The main cause for an Internet security system to fail is because of a hardware failure. The ability of any system to continue providing services after a failure is called failover. Sophos UTM provides high availability (HA) failover, allowing you to set up a hot standby system in case the primary system fails (active-passive). Alternatively, you can use Sophos UTM to set up a cluster, which operates by distributing dedicated network traffic to a collection of nodes (active-active) similar to conventional load-balancing approaches in order to get optimal resource utilization and decrease computing time.

The concepts high availability and cluster as implemented in Sophos UTM are closely related. For a high availability system can be considered a two-node cluster, which is the minimum requirement to provide redundancy.

Each node within the cluster can assume one of the following roles:

Master: The primary system in a hot standby/cluster setup. Within a cluster, the master is responsible for synchronizing and distributing of data.
Slave: The standby system in a hot standby/cluster setup which takes over operations if the master fails.
Worker: A simple cluster node, responsible for data processing only.

All nodes monitor themselves by means of a so-called heart-beat signal, a periodically sent multicast UDP packet used to check if the other nodes are still alive. If any node fails to send this packet due to a technical error, the node will be declared dead. Depending on the role the failed node had assumed, the configuration of the setup changes as follows:

If the master node fails, the slave will take its place and the worker node with the highest ID will become slave.
If the slave node fails, the worker node with the highest ID will become slave.
If a worker node fails, you may notice a performance decrease due to the lost processing power. However, the failover capability is not impaired.
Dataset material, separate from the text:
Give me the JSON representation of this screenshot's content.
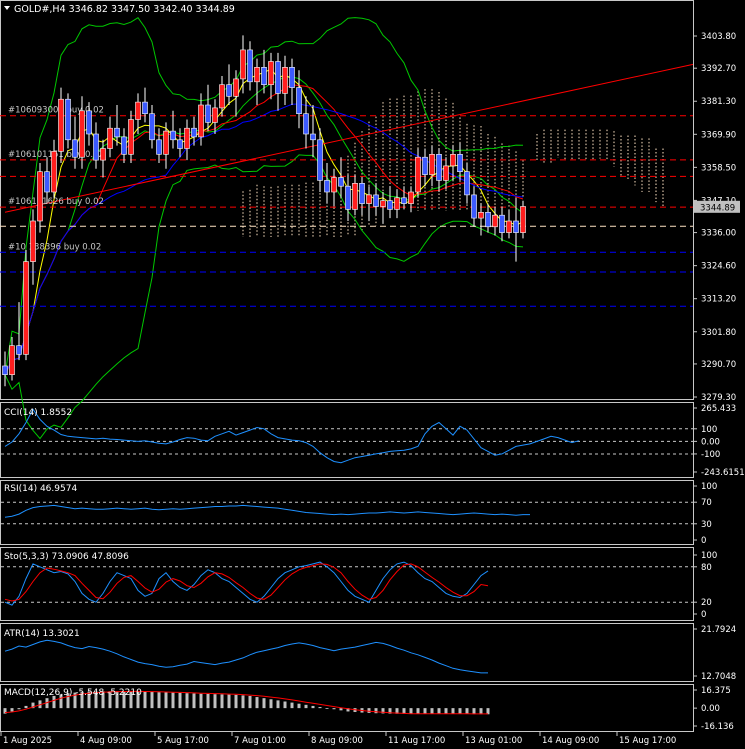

Note – HA settings are part of the hardware configurations and cannot be saved in a backup. This also means that HA settings will not be overwritten by a backup restore.

Reporting

All reporting data is consolidated on the master node and is synchronized to the other cluster nodes at intervals of five minutes. In case of a takeover, you will therefore lose not more than five minutes of reporting data. However, there is a distinction in the data collection process. The graphs displayed in the Logging & Reporting > Hardware tabs only represent the data of the node currently being master. On the other hand, accounting information such as shown on the Logging & Reporting > Network Usage page represents data that was collected by all nodes involved. For example, today's CPU usage histogram shows the current processor utilization of the master node. In the case of a takeover, this would then be the data of the slave node. However, information about top accounting services, for example, is a collection of data from all nodes that were involved in the distributed processing of traffic that has passed the unit.

Notes

The Address Resolution Protocol (ARP) is only used by the actual master. That is to say, slave and worker nodes do not send or reply to ARP requests.
In case of a failover event, the unit that takes over operations performs an ARP announcement (also known as gratuitous ARP), which is usually an ARP request intended to update the ARP caches of other hosts which receive the request. Gratuitous ARP is utilized to announce that the IP of the master was moved to the slave.
All interfaces configured on the master must have a physical link, that is, the port must be properly connected to any network device.